"Rinehart, Mary Roberts - The Amazing Interlude" - читать интересную книгу автора (Rinehart Mary Roberts)

"It's not our fight," he said. "And as far as that goes, I'm not so
sure there isn't right on both sides. Or wrong. Most likely wrong.
I'd look fine going over there to help the Allies, and then making up my
mind it was the British who'd spilled the beans. Now let's talk about
something interesting - for instance, how much we love each other."

It was always "we" with Harvey. In his simple creed if a girl accepted
a man and let him kiss her and wore his ring it was a reciprocal love
affair. It never occurred to him that sometimes as the evening dragged
toward a close Sara Lee was just a bit weary of his arms, and that she
sought, after he had gone, the haven of her little white room, and closed
the door, and had to look rather a long time at his photograph before
she was in a properly loving mood again.

But that night after his prolonged leave-taking Sara Lee went upstairs
to her room and faced the situation.

She was going to marry Harvey. She was committed to that. And she loved
him; not as he cared, perhaps, but he was a very definite part of her
life. Once or twice when he had been detained by business she had missed
him, had put in a lonely and most unhappy evening.

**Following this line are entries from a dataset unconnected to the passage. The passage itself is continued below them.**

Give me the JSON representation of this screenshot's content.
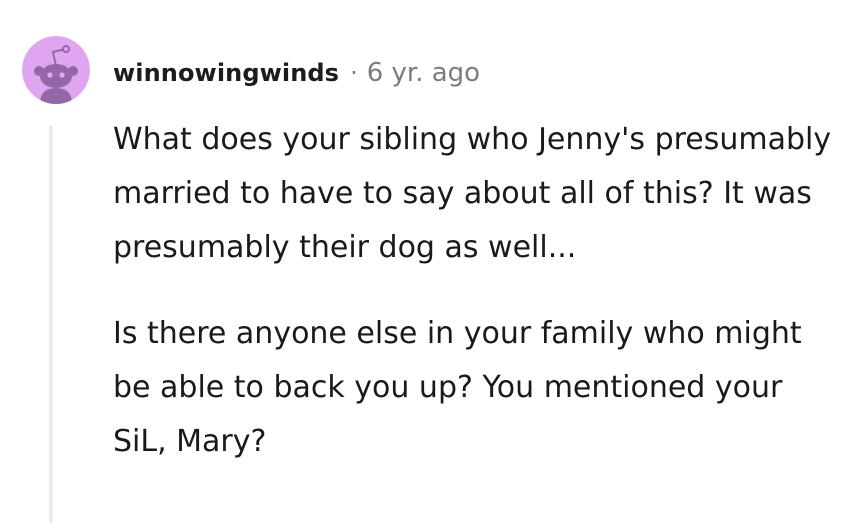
{
  "comment": {
    "author": "winnowingwinds",
    "separator": "·",
    "timestamp": "6 yr. ago",
    "paragraphs": [
      "What does your sibling who Jenny's presumably married to have to say about all of this? It was presumably their dog as well...",
      "Is there anyone else in your family who might be able to back you up? You mentioned your SiL, Mary?"
    ]
  },
  "avatar": {
    "icon": "reddit-snoo-avatar-icon",
    "background_color": "#e0a5f0",
    "figure_color": "#9468a8"
  }
}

Sara Lee had known comparatively few men. In that small and simple
circle of hers, with its tennis court in a vacant lot, its one or two
inexpensive cars, its picnics and porch parties, there was none of the
usual give and take of more sophisticated circles. Boys and girls paired
off rather early, and remained paired by tacit agreement; there was
comparatively little shifting. There were few free lances among the men,
and none among the girls. When she was seventeen Harvey had made it
known unmistakably that Sara Lee was his, and no trespassing. And for
two years he had without intentional selfishness kept Sara Lee for
himself.

That was how matters stood that January night when Sara Lee went
upstairs after Harvey had gone and read Mabel's letter, with Harvey's
photograph turned to the wall. Under her calm exterior a little flame
of rebellion was burning in her. Harvey's perpetual "we," his attitude
toward the war, and Mabel's letter, with what it opened before her, had
set the match to something in Sara Lee she did not recognize - a strain
of the adventurer, a throw-back to some wandering ancestor perhaps. But
more than anything it had set fire to the something maternal that is in
all good women.

Yet, had Aunt Harriet not come in just then, the flame might have died.
And had it died a certain small page of the history of this war would
never have been written.

Aunt Harriet came in hesitatingly. She wore a black wrapper, and her
face, with her hair drawn back for the night, looked tight and old.